Since the perspective drawing of an object shows it as it would appear to the eye of the observer, it is very important that the draftsman acquire the ability to draw and think in perspective.

As has already been stated he must express his design in a legible manner to his client and he must also be able to sketch quickly in perspective those features of his design which he can not readily visualize himself. As he gains a knowledge of drawing in perspective he will also acquire the ability to think in perspective which, to the designer, is an asset, the value of which can not be overestimated.

The decided difference between the appearance of the orthographic projection drawing of a building and the picture or perspective, may be seen by comparing the photograph of the Cochran house with the sketch of the front elevation on Plate 6. This is particularly true of roof lines and dormers.

An attempt has been made to keep the explanation as brief as possible and at the same time make-it adequate for the needs of a student at this stage in his progress.1

Perspective Drawing 9

PLATE 7. PERSPECTIVE.

Perspective Drawing. Theory And Notation

The student must first become acquainted with the theory of perspective projection and the notation commonly used in developing these drawings. For example, consider a brick as being laid down on the ground at some distance from the eye and then imagine a glass plate to be set up vertically between the eye and the brick as in Fig. 46, Plate 7. This imaginary plate or plane will hereafter be referred to as the picture plane and marked P-P and its intersection with the ground will be called the ground line and marked G-L. The location of the eye of the observer is known as the station point and is marked S. The vertical lines of the object will be drawn vertically always. Any system of parallel lines on the object will meet at a point called the vanishing point and marked V. Parallel horizontal lines have their vanishing points on the horizon line. The horizon line is drawn horizontally, parallel to G-L. Its distance above the ground line is always the same as the distance that the eye is assumed to be above the ground.
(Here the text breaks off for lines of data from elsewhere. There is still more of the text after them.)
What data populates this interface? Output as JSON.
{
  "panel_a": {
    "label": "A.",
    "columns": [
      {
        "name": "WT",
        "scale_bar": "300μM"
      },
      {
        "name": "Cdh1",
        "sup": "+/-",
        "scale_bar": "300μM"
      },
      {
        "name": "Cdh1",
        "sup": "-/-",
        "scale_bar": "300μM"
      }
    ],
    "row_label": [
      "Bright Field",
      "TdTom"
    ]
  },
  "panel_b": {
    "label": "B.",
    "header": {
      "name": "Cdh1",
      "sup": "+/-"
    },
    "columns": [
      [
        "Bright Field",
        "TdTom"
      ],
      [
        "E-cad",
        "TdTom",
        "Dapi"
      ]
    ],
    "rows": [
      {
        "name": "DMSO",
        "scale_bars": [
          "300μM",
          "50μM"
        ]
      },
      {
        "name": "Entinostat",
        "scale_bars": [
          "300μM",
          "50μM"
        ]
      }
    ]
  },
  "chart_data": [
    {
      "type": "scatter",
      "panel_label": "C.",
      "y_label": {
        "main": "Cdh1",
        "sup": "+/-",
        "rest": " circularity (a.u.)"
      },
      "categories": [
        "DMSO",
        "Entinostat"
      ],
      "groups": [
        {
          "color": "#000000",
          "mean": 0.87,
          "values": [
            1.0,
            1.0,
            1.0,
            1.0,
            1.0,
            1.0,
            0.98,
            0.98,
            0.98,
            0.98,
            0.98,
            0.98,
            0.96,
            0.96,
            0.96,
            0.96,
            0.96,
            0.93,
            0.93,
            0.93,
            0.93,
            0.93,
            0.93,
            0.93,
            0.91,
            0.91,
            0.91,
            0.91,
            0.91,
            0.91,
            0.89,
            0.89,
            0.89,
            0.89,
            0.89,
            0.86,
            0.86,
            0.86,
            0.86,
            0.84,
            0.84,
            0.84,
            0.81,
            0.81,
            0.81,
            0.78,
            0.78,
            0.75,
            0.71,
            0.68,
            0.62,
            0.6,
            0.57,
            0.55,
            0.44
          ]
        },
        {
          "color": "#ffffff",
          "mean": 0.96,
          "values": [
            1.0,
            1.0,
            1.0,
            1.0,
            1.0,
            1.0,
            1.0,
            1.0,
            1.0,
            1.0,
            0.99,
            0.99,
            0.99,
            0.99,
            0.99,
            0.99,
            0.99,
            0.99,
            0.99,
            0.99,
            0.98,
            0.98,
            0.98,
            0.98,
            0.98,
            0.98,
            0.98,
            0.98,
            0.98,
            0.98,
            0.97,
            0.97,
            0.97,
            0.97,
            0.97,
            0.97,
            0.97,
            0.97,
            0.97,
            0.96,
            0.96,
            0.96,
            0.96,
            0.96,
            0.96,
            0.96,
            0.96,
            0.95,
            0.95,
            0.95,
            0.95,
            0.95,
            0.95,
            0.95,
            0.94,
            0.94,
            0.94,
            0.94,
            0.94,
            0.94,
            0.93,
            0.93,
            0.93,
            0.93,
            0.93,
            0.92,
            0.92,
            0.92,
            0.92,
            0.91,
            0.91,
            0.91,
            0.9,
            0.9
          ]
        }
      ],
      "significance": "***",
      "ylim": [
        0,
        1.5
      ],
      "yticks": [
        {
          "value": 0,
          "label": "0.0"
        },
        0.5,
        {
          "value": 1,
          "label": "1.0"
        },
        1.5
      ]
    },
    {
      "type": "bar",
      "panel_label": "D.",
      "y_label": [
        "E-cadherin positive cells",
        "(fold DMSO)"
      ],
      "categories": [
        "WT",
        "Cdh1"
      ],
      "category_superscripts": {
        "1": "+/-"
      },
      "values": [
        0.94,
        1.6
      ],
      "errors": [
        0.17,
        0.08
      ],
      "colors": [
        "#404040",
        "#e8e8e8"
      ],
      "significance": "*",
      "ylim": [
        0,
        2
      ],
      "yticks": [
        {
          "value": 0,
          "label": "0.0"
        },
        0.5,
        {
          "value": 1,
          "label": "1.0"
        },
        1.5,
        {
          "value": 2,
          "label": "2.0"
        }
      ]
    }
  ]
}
Now imagine lines of sight to be drawn from the station point through the picture plane to the corners of the brick. Connect the points where these lines pierce the picture plane and the perspective projection of the brick on the picture plane will be the result.

It will be evident by a glance at Fig. 47 that if the eye (or station point) is elevated farther from the ground, the projection of the brick on the picture plane will also be raised; then too we can see from this new station point more of the top of the brick than before. The opposite is true when the eye is placed nearer to the ground. Notice that the projection on the picture plane is smaller than the brick, because the lines of sight converge as they go from the brick toward the picture plane. If we move the brick up until one edge is touching the picture plane as in Fig. 48, it is seen that the projection of that edge is in its true size, but that all of the brick behind the picture plane is projected smaller as before. From this we gather that measurements can be made only on the picture plane or where the picture plane and the object are in actual contact. In drawing the perspective of a building it is well to place the front corner against the picture plane so that the vertical distances may be measured along it.

1If further study of the subject is desired, consult one of the handbooks listed on page 147.